7. Project in-depth interviews (reflecting the core of personal abilities!)

Don't just say "I used YOLOv8 for target detection"! **Must add "quantitative indicators, specific pain points to be solved, and project details"**.

Reference question 1: What is the difficulty of your project?

Reference answer (combined with engineering):

“The difficulty is to control the end-to-end delay of target detection within 100ms on edge devices (such as the Jetson Nano with 20TOPS computing power), and at the same time, the mAP cannot be reduced by more than 2%**. I first did FP16 quantization, which doubled the speed but still had a latency of 150ms. Then I changed Backbone from ResNet50 to MobileNetV2, and the accuracy dropped by 3%. Finally, I added TensorRT’s operator fusion and dynamic batch, and the latency dropped to 85ms, and the accuracy returned to only a 1.8% drop. "
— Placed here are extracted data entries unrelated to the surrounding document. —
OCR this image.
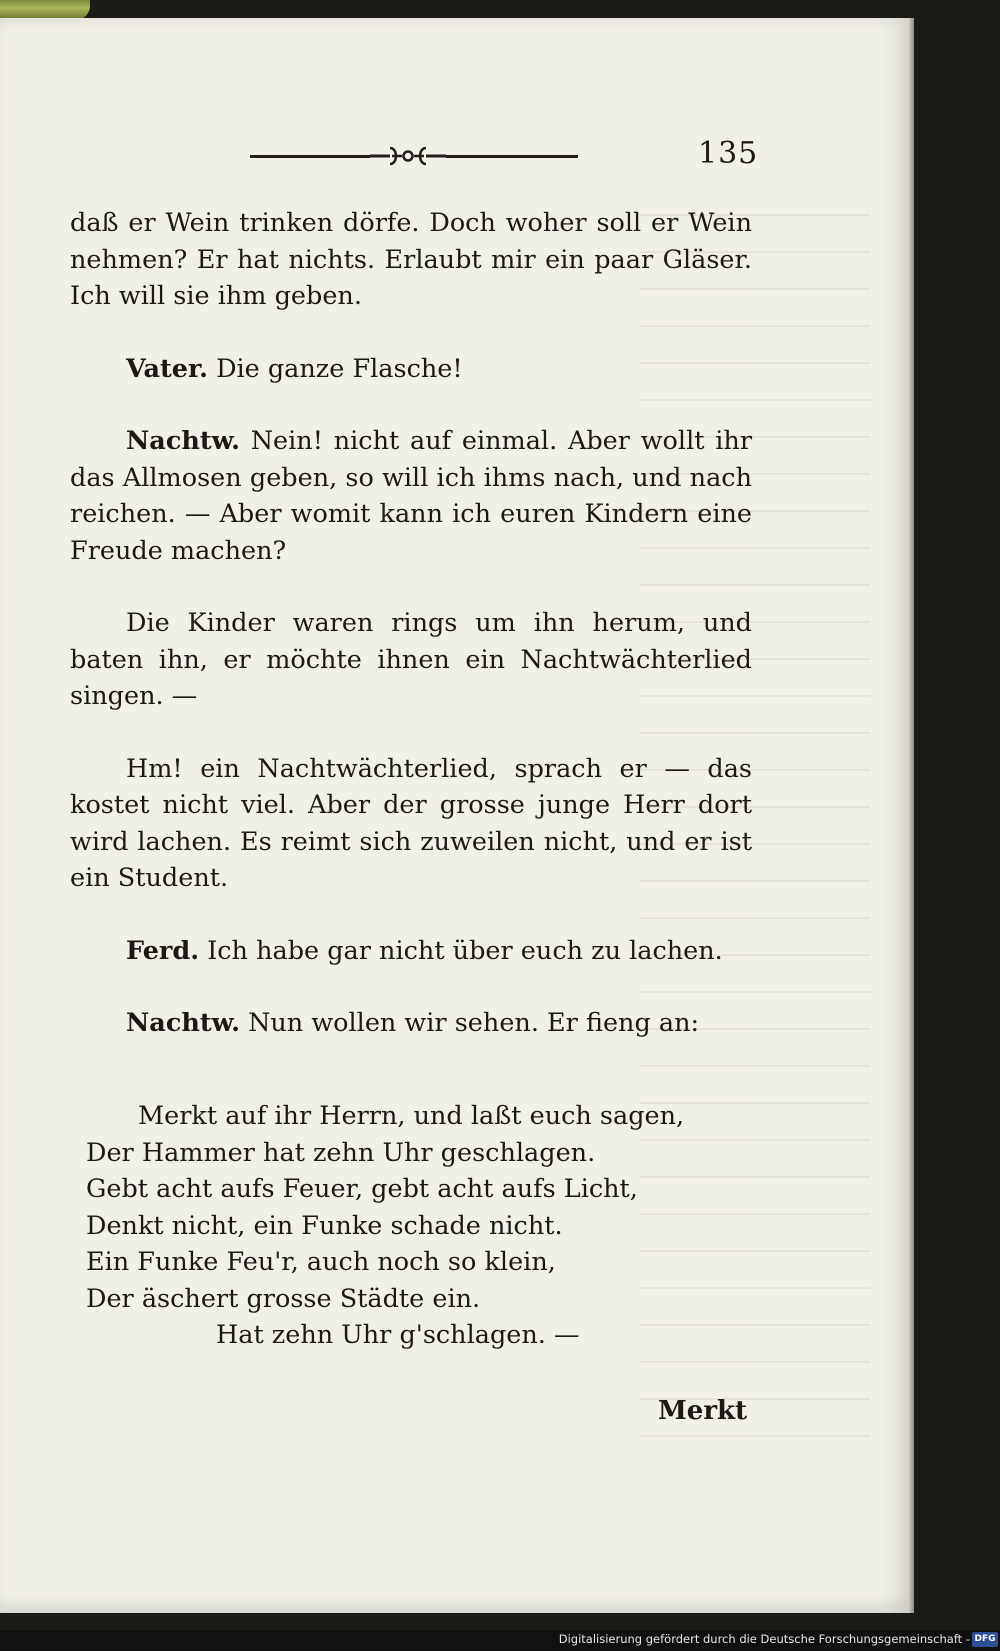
135

daß er Wein trinken dörfe. Doch woher soll er Wein nehmen? Er hat nichts. Erlaubt mir ein paar Gläser. Ich will sie ihm geben.

Vater. Die ganze Flasche!

Nachtw. Nein! nicht auf einmal. Aber wollt ihr das Allmosen geben, so will ich ihms nach, und nach reichen. — Aber womit kann ich euren Kindern eine Freude machen?

Die Kinder waren rings um ihn herum, und baten ihn, er möchte ihnen ein Nachtwächterlied singen. —

Hm! ein Nachtwächterlied, sprach er — das kostet nicht viel. Aber der grosse junge Herr dort wird lachen. Es reimt sich zuweilen nicht, und er ist ein Student.

Ferd. Ich habe gar nicht über euch zu lachen.

Nachtw. Nun wollen wir sehen. Er fieng an:

Merkt auf ihr Herrn, und laßt euch sagen,
Der Hammer hat zehn Uhr geschlagen.
Gebt acht aufs Feuer, gebt acht aufs Licht,
Denkt nicht, ein Funke schade nicht.
Ein Funke Feu'r, auch noch so klein,
Der äschert grosse Städte ein.
Hat zehn Uhr g'schlagen. —
Merkt
Digitalisierung gefördert durch die Deutsche Forschungsgemeinschaft - DFG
Reference question 2: Why did you choose this model?

Reference answer (reflecting Trade-off):

“I chose YOLOv8s because it achieves the optimal balance between accuracy, speed, and deployment difficulty. Compared with Two-stage Faster R-CNN, it is 10 times faster and suitable for real-time scenarios; compared with pure Transformer DETR, it converges faster on small data sets (I only have 20,000 annotated images) and does not require too many parameter adjustments; compared with the lighter YOLOv8n, its mAP is 5% higher, meeting business requirements. "


When preparing for the interview, you must be familiar with the 1-2 core projects you have worked on. You must be able to describe the quantitative indicators, pain points solved, and project details of each link.